Yes, your solution is correct!

[Guest2]

Consider the segment of the curve $y = \cosh(ax)/a$ between $x = −l$ and $l$. Here $a$ and $l$ are positive constants. Find an explicit expression for the length of this curve segment in terms of $a$ and $l$, as well as its limit for $a \to 0$.

What I had done:

Using the formula $\displaystyle L = \int_a^b \sqrt{1+\bigg(\frac{dy}{dx}\bigg)^2}$

I get $\displaystyle L = \int_{-l}^l \sqrt{1+\left(\sinh{ax}\right)^2}\,{dx} = \int_{-l}^{l} \cosh(ax)\,{dx}=\sinh(al)-\sin(-al) = 2\sinh(al). $

$\displaystyle \lim_{a \to 0} 2\sinh(al) =2\sinh(0) = 0$

Could someone please confirm whether this is correct?

 

[Greg]

What do you get when you differentiate $\sinh(ax)$?

 

[Guest2]

What do you get when you differentiate $\sinh(ax)$?

I get $a\cosh(ax)$.

 

[Greg]

Right. So,

\(\displaystyle \int\cosh(ax)\,dx=\dfrac{\sinh(ax)}{a}+C\)

 

[Guest2]

Right. So,

\(\displaystyle \int\cosh(ax)\,dx=\dfrac{\sinh(ax)}{a}+C\)

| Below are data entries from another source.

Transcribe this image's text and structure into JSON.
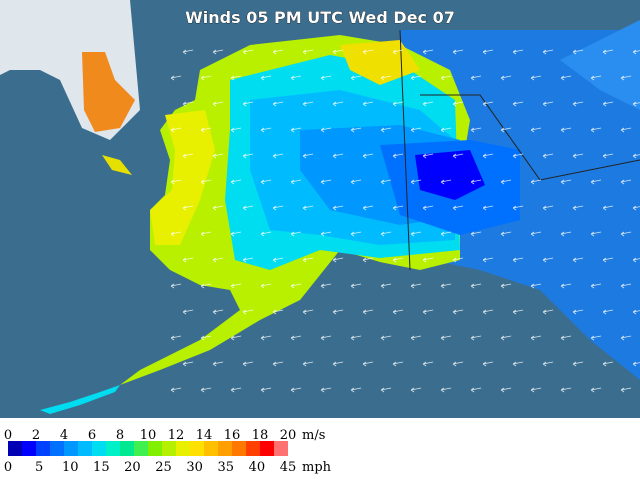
{
  "title": "Winds 05 PM UTC Wed Dec 07",
  "legend": {
    "ms_ticks": [
      0,
      2,
      4,
      6,
      8,
      10,
      12,
      14,
      16,
      18,
      20
    ],
    "ms_unit": "m/s",
    "mph_ticks": [
      0,
      5,
      10,
      15,
      20,
      25,
      30,
      35,
      40,
      45
    ],
    "mph_unit": "mph",
    "colors": [
      "#0000b4",
      "#0000ff",
      "#0040ff",
      "#0070ff",
      "#0098ff",
      "#00bcff",
      "#00dcf0",
      "#00f0c8",
      "#00e890",
      "#40f050",
      "#80f000",
      "#b4f000",
      "#e8f000",
      "#ffe000",
      "#ffc000",
      "#ffa000",
      "#ff7800",
      "#ff4000",
      "#ff0000",
      "#ff7070"
    ]
  }
}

Oh wow. I can't believe I got that wrong! (Giggle)

So I should have got $ \frac{2\sinh(al)}{a}$ and $2\lim_{a \to 0}\frac{\sinh(al)}{a} = 2l\lim_{a \to 0}{\cosh{a}} = 2l$

Is this correct?

 

[Greg]

Though your final answer is correct, there is an error. See if you can spot it.

 

[Guest2]

Though your final answer is correct, there is an error. See if you can spot it.

$\displaystyle 2\lim_{a \to 0}\frac{\sinh(al)}{a} = 2\lim_{a \to 0}\frac{\frac{d}{da}\sinh(al)}{\frac{d}{da} a} =2l\lim_{a \to 0}{\cosh{a}} = 2l$?